Grougar remained the property of members of the Blane family for nearly a century. A later William Blane extended his landholdings in the 1820s and 1830s through Crown Charters. He was granted a Crown Charter of the lands of Kirkdomine in 1825 [RGS.175.6]; another of the lands of Lammochie in 1830/1834 [NAS.195.9/205.23]. By the time of the New Statistical Account of 1845 one of the chief landowners in the parish of Kilmarnock was William Blane of Grougar. On 27 July 1857, a Crown Charter was granted in favour of William Blane of the lands and barony of Grougar to the trustees of William Blane [NAS. Ref. C2/258/130]. Eventually on 1 December 1881 the Trustees of William Blane sold the lands and barony of Grougar.

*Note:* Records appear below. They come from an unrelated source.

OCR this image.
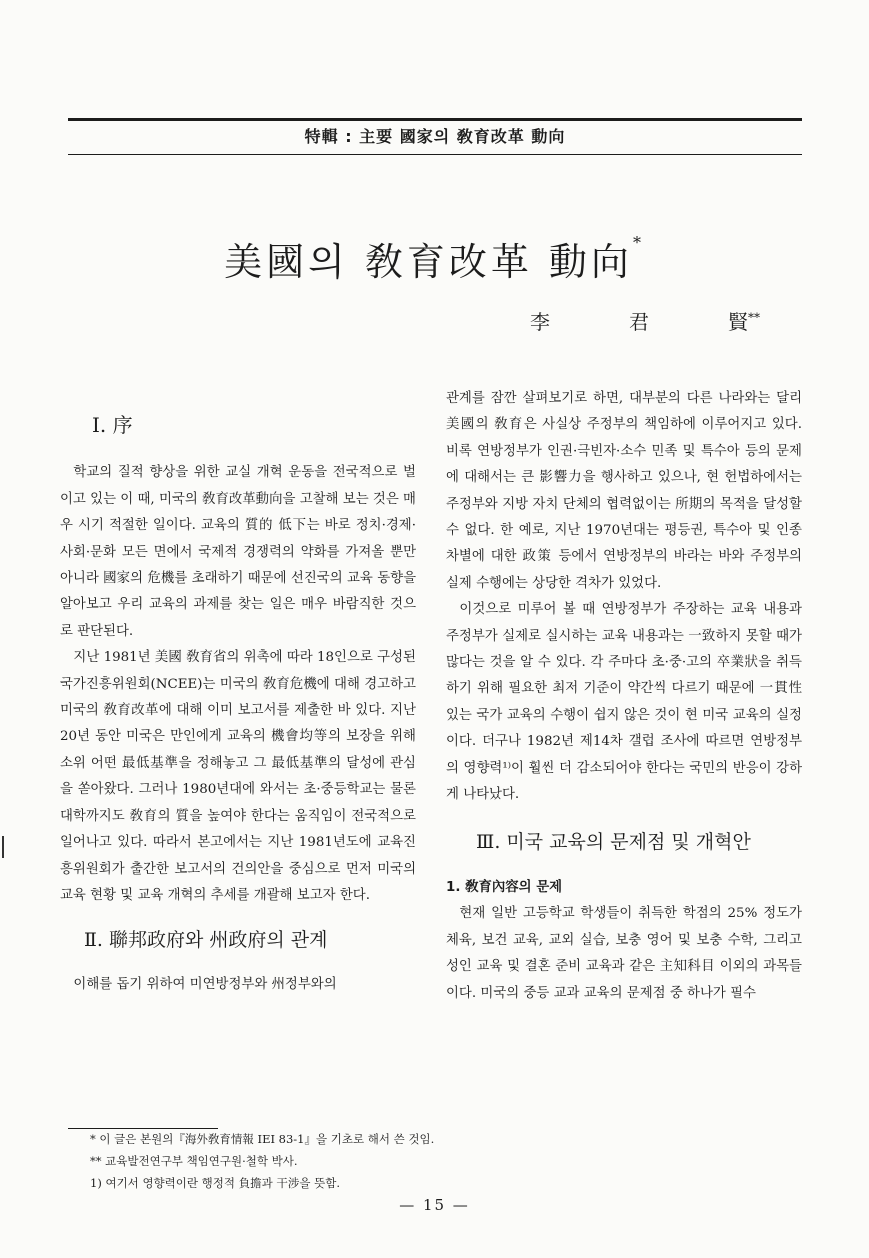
特輯 : 主要 國家의 敎育改革 動向
美國의 敎育改革 動向*
李	君	賢**
Ⅰ. 序

학교의 질적 향상을 위한 교실 개혁 운동을 전국적으로 벌이고 있는 이 때, 미국의 敎育改革動向을 고찰해 보는 것은 매우 시기 적절한 일이다. 교육의 質的 低下는 바로 정치·경제·사회·문화 모든 면에서 국제적 경쟁력의 약화를 가져올 뿐만 아니라 國家의 危機를 초래하기 때문에 선진국의 교육 동향을 알아보고 우리 교육의 과제를 찾는 일은 매우 바람직한 것으로 판단된다.

지난 1981년 美國 敎育省의 위촉에 따라 18인으로 구성된 국가진흥위원회(NCEE)는 미국의 敎育危機에 대해 경고하고 미국의 敎育改革에 대해 이미 보고서를 제출한 바 있다. 지난 20년 동안 미국은 만인에게 교육의 機會均等의 보장을 위해 소위 어떤 最低基準을 정해놓고 그 最低基準의 달성에 관심을 쏟아왔다. 그러나 1980년대에 와서는 초·중등학교는 물론 대학까지도 敎育의 質을 높여야 한다는 움직임이 전국적으로 일어나고 있다. 따라서 본고에서는 지난 1981년도에 교육진흥위원회가 출간한 보고서의 건의안을 중심으로 먼저 미국의 교육 현황 및 교육 개혁의 추세를 개괄해 보고자 한다.

Ⅱ. 聯邦政府와 州政府의 관계

이해를 돕기 위하여 미연방정부와 州정부와의

관계를 잠깐 살펴보기로 하면, 대부분의 다른 나라와는 달리 美國의 敎育은 사실상 주정부의 책임하에 이루어지고 있다. 비록 연방정부가 인권·극빈자·소수 민족 및 특수아 등의 문제에 대해서는 큰 影響力을 행사하고 있으나, 현 헌법하에서는 주정부와 지방 자치 단체의 협력없이는 所期의 목적을 달성할 수 없다. 한 예로, 지난 1970년대는 평등권, 특수아 및 인종 차별에 대한 政策 등에서 연방정부의 바라는 바와 주정부의 실제 수행에는 상당한 격차가 있었다.

이것으로 미루어 볼 때 연방정부가 주장하는 교육 내용과 주정부가 실제로 실시하는 교육 내용과는 一致하지 못할 때가 많다는 것을 알 수 있다. 각 주마다 초·중·고의 卒業狀을 취득하기 위해 필요한 최저 기준이 약간씩 다르기 때문에 一貫性있는 국가 교육의 수행이 쉽지 않은 것이 현 미국 교육의 실정이다. 더구나 1982년 제14차 갤럽 조사에 따르면 연방정부의 영향력¹⁾이 훨씬 더 감소되어야 한다는 국민의 반응이 강하게 나타났다.

Ⅲ. 미국 교육의 문제점 및 개혁안
1. 敎育內容의 문제

현재 일반 고등학교 학생들이 취득한 학점의 25% 정도가 체육, 보건 교육, 교외 실습, 보충 영어 및 보충 수학, 그리고 성인 교육 및 결혼 준비 교육과 같은 主知科目 이외의 과목들이다. 미국의 중등 교과 교육의 문제점 중 하나가 필수

* 이 글은 본원의『海外敎育情報 IEI 83-1』을 기초로 해서 쓴 것임.
** 교육발전연구부 책임연구원·철학 박사.
1) 여기서 영향력이란 행정적 負擔과 干涉을 뜻함.
— 15 —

Grougar was sold to John White of Ardarroch, who as John White of Grougar and Ardarroch had arms bearing "an eagle displayed between three quatrefoils azure, on a chief of the second a besant between two garbs of the first". [James Balfour Paul's ‘An Ordinary of Arms’] Grougar remained in the hands of John White until 22 November 1904, when his trustees disposed of Grougar to William Cavendish-Bentinck, 6th Duke of Portland. On 13 September 1918, the Duke of Portland subscribed to a disposition and trust deed of the Barony of Grougar. From the Welbeck Estates Company Limited, the trustees acting under disposition and deed of trust by the Duke of Portland, the barony was acquired by Professor David Ian McLean. In 2015 the Barony was assigned to his daughter Dr. Lianne Jennifer McLean on the occasion of her wedding to Mr. Jon Loewen.